How can I use mutable lazy_static?

I use a large stack for my program, so I tried to use lazy_static.

#[macro_use]
extern crate lazy_static;

lazy_static! {
    static ref VEC: Vec<i32> = {
        let mut m = Vec::with_capacity(1000);
        m
    };
}

fn main() {
    VEC.push(3);
}

The compiler complains "cannot borrow immutable borrowed content as mutable".
I tried to insert "mut" in declaration part of VEC and failed.

How can I use mutable lazy_static?

6 Likes

You need a Mutex (https://doc.rust-lang.org/nightly/std/sync/struct.Mutex.html).

5 Likes

Thanks for your hint, I found the following code in Stackoverflow.

#[macro_use]
extern crate lazy_static;

use std::sync::Mutex;

lazy_static! {
    static ref ARRAY: Mutex<Vec<u8>> = Mutex::new(vec![]);
}

fn do_a_call() {
    ARRAY.lock().unwrap().push(1);
}

fn main() {
    do_a_call();
    do_a_call();
    do_a_call();

    println!("called {}", ARRAY.lock().unwrap().len());
}

Thank you!

6 Likes

I am facing a similar situation but do not have access to locks or Mutexes and the code I am working on is guaranteed to be single threaded.
How do I create a mutable global hash map?

2 Likes

"guaranteed to be single threaded" is something that you are asserting, but which the compiler has no way to prove. In this kind of cases, you need to use unsafe code.

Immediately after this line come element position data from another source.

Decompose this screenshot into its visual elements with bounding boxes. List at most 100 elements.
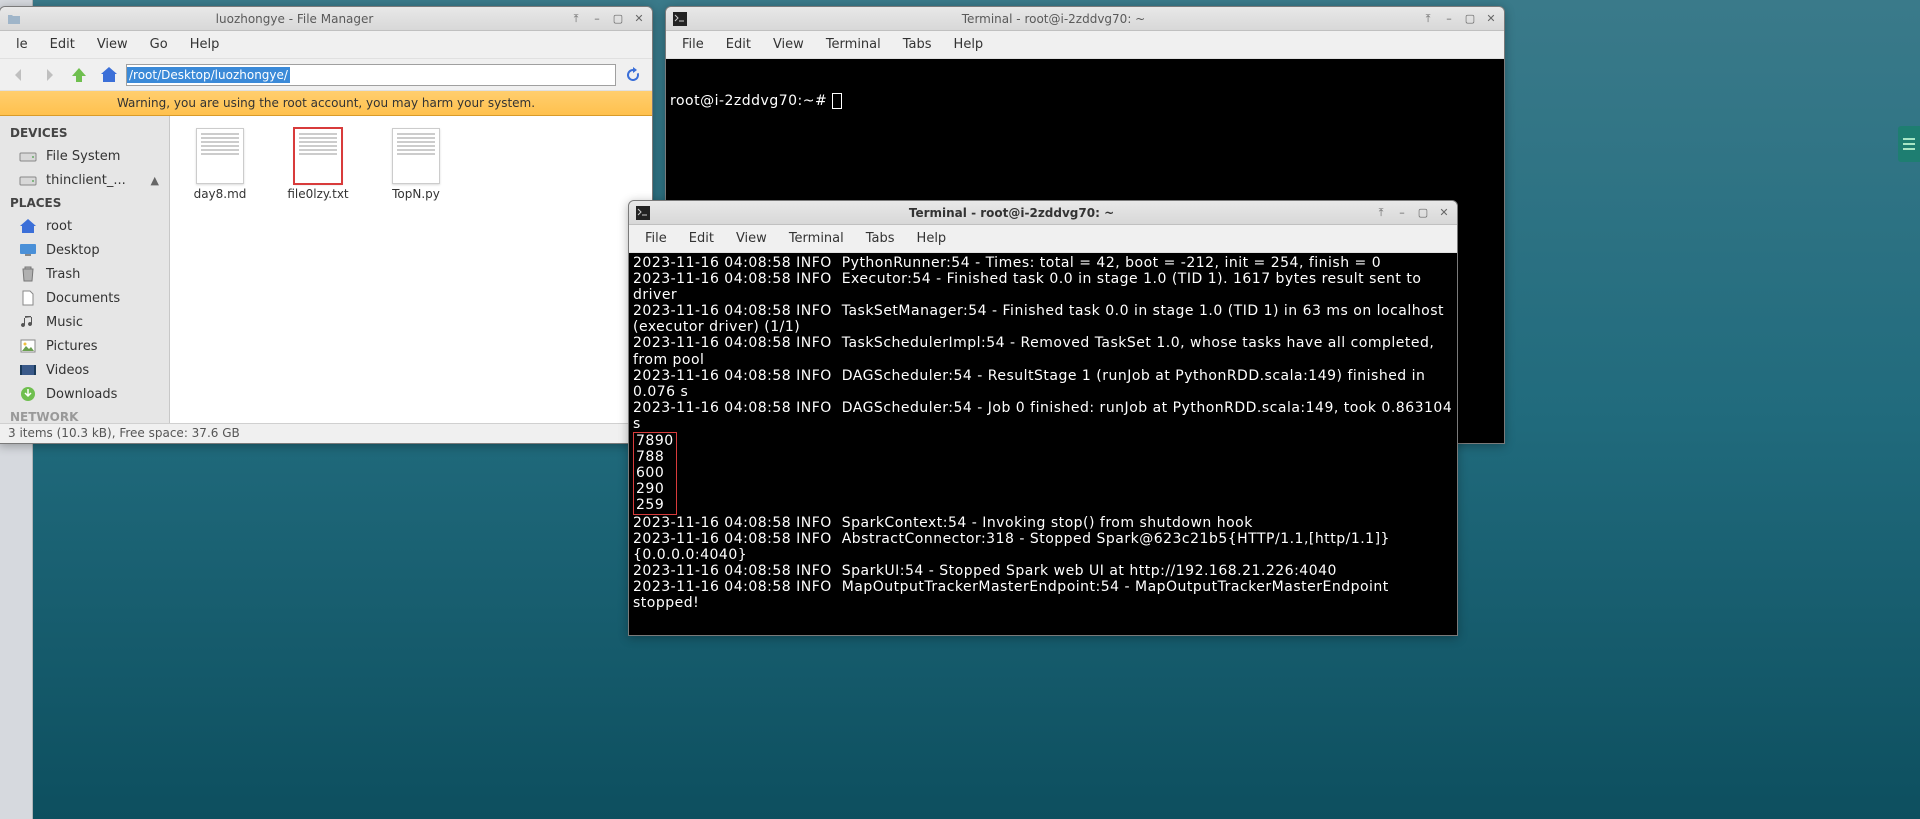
sidebar-item-label: Documents <box>46 291 120 306</box>
menu-help[interactable]: Help <box>944 34 994 55</box>
maximize-button[interactable]: ▢ <box>609 11 627 27</box>
file-manager-content[interactable]: day8.md file0lzy.txt TopN.py <box>170 116 652 423</box>
sidebar-item-downloads[interactable]: Downloads <box>0 382 169 406</box>
menu-file[interactable]: File <box>635 228 677 249</box>
music-icon <box>18 313 38 331</box>
pictures-icon <box>18 337 38 355</box>
menu-go[interactable]: Go <box>140 34 178 55</box>
file-manager-titlebar[interactable]: luozhongye - File Manager ⤒ – ▢ ✕ <box>0 7 652 31</box>
sidebar-item-pictures[interactable]: Pictures <box>0 334 169 358</box>
sidebar-header-places: PLACES <box>0 192 169 214</box>
forward-button[interactable] <box>36 62 62 88</box>
file-manager-navbar: /root/Desktop/luozhongye/ <box>0 59 652 91</box>
terminal-front-content[interactable]: 2023-11-16 04:08:58 INFO PythonRunner:54… <box>629 253 1457 635</box>
file-name: day8.md <box>194 187 247 201</box>
pin-button[interactable]: ⤒ <box>1372 205 1390 221</box>
sidebar-item-trash[interactable]: Trash <box>0 262 169 286</box>
file-item-day8[interactable]: day8.md <box>182 128 258 201</box>
menu-tabs[interactable]: Tabs <box>856 228 905 249</box>
video-icon <box>18 361 38 379</box>
sidebar-item-label: Videos <box>46 363 89 378</box>
back-button[interactable] <box>6 62 32 88</box>
file-item-file0lzy[interactable]: file0lzy.txt <box>280 128 356 201</box>
terminal-output-after: 2023-11-16 04:08:58 INFO SparkContext:54… <box>633 515 1394 611</box>
sidebar-item-root[interactable]: root <box>0 214 169 238</box>
file-manager-menubar: le Edit View Go Help <box>0 31 652 59</box>
sidebar-item-label: Pictures <box>46 339 97 354</box>
cursor-icon <box>832 93 842 109</box>
terminal-prompt: root@i-2zddvg70:~# <box>670 93 832 109</box>
pin-button[interactable]: ⤒ <box>567 11 585 27</box>
menu-edit[interactable]: Edit <box>716 34 761 55</box>
menu-help[interactable]: Help <box>180 34 230 55</box>
sidebar-item-videos[interactable]: Videos <box>0 358 169 382</box>
reload-button[interactable] <box>620 62 646 88</box>
file-name: TopN.py <box>392 187 440 201</box>
sidebar-item-thinclient[interactable]: thinclient_... ▲ <box>0 168 169 192</box>
root-warning-banner: Warning, you are using the root account,… <box>0 91 652 116</box>
terminal-front-menubar: File Edit View Terminal Tabs Help <box>629 225 1457 253</box>
terminal-front-title: Terminal - root@i-2zddvg70: ~ <box>655 206 1368 220</box>
close-button[interactable]: ✕ <box>1435 205 1453 221</box>
sidebar-header-devices: DEVICES <box>0 122 169 144</box>
file-manager-window: luozhongye - File Manager ⤒ – ▢ ✕ le Edi… <box>0 6 653 444</box>
eject-icon[interactable]: ▲ <box>151 174 159 187</box>
menu-file[interactable]: le <box>6 34 38 55</box>
minimize-button[interactable]: – <box>1440 11 1458 27</box>
sidebar-item-label: File System <box>46 149 120 164</box>
file-manager-sidebar: DEVICES File System thinclient_... ▲ PLAC… <box>0 116 170 423</box>
file-manager-statusbar: 3 items (10.3 kB), Free space: 37.6 GB <box>0 423 652 443</box>
file-thumb-icon <box>392 128 440 184</box>
minimize-button[interactable]: – <box>588 11 606 27</box>
home-button[interactable] <box>96 62 122 88</box>
menu-file[interactable]: File <box>672 34 714 55</box>
sidebar-item-label: Music <box>46 315 83 330</box>
terminal-output-before: 2023-11-16 04:08:58 INFO PythonRunner:54… <box>633 255 1457 432</box>
document-icon <box>18 289 38 307</box>
sidebar-item-label: root <box>46 219 72 234</box>
folder-icon <box>6 11 22 27</box>
terminal-front-window: Terminal - root@i-2zddvg70: ~ ⤒ – ▢ ✕ Fi… <box>628 200 1458 636</box>
home-icon <box>18 217 38 235</box>
file-item-topn[interactable]: TopN.py <box>378 128 454 201</box>
sidebar-item-desktop[interactable]: Desktop <box>0 238 169 262</box>
terminal-front-titlebar[interactable]: Terminal - root@i-2zddvg70: ~ ⤒ – ▢ ✕ <box>629 201 1457 225</box>
drive-icon <box>18 147 38 165</box>
terminal-icon <box>635 205 651 221</box>
sidebar-item-filesystem[interactable]: File System <box>0 144 169 168</box>
close-button[interactable]: ✕ <box>1482 11 1500 27</box>
pin-button[interactable]: ⤒ <box>1419 11 1437 27</box>
menu-terminal[interactable]: Terminal <box>816 34 891 55</box>
menu-view[interactable]: View <box>763 34 814 55</box>
desktop-icon <box>18 241 38 259</box>
file-thumb-icon <box>196 128 244 184</box>
sidebar-header-network: NETWORK <box>0 406 169 423</box>
file-thumb-icon <box>294 128 342 184</box>
menu-terminal[interactable]: Terminal <box>779 228 854 249</box>
menu-edit[interactable]: Edit <box>40 34 85 55</box>
menu-view[interactable]: View <box>726 228 777 249</box>
download-icon <box>18 385 38 403</box>
path-text: /root/Desktop/luozhongye/ <box>127 67 290 83</box>
sidebar-item-label: thinclient_... <box>46 173 126 188</box>
file-name: file0lzy.txt <box>287 187 348 201</box>
path-input[interactable]: /root/Desktop/luozhongye/ <box>126 64 616 86</box>
desktop-right-tab[interactable] <box>1898 126 1920 162</box>
sidebar-item-music[interactable]: Music <box>0 310 169 334</box>
menu-tabs[interactable]: Tabs <box>893 34 942 55</box>
sidebar-item-documents[interactable]: Documents <box>0 286 169 310</box>
drive-icon <box>18 171 38 189</box>
menu-help[interactable]: Help <box>907 228 957 249</box>
menu-view[interactable]: View <box>87 34 138 55</box>
maximize-button[interactable]: ▢ <box>1414 205 1432 221</box>
maximize-button[interactable]: ▢ <box>1461 11 1479 27</box>
minimize-button[interactable]: – <box>1393 205 1411 221</box>
file-manager-title: luozhongye - File Manager <box>26 12 563 26</box>
up-button[interactable] <box>66 62 92 88</box>
terminal-back-titlebar[interactable]: Terminal - root@i-2zddvg70: ~ ⤒ – ▢ ✕ <box>666 7 1504 31</box>
terminal-back-menubar: File Edit View Terminal Tabs Help <box>666 31 1504 59</box>
trash-icon <box>18 265 38 283</box>
close-button[interactable]: ✕ <box>630 11 648 27</box>
menu-edit[interactable]: Edit <box>679 228 724 249</box>
sidebar-item-label: Downloads <box>46 387 117 402</box>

static mut used to be the standard answer to this kind of problems, but it was recently realized that it is almost impossible to use correctly in Rust (because aliasing of &mut is UB), to the point where the lang team seriously considers deprecating it nowadays.

What you want instead is likely a newtype of UnsafeCell, that implements Sync so that you can use it in a static. There have been discussions of providing such a newtype in the standard library as part of the static mut deprecation process (it would be called RaceyCell or similar), but that hasn't been done yet so you need to roll your own.

1 Like

You can wrap your type with Arc<Mutex<YourType>> and you will have a mutable access to the inner type and thread safe as well.

OP said that Mutexes are not allowed (I guess the code is no_std or something)

Oops, missed to see it. Then in that case lazy_static can't help. You can use Rc<RefCell<YourType>> instead and pass them around, since it can not be instantiated using lazy_static, since lazy_static requires thread safety.

Thanks a lot @HadrienG and @ivanceras for the detailed replies.
Rc<RefCell<>> solves the problem. I will wait for RaceyCell.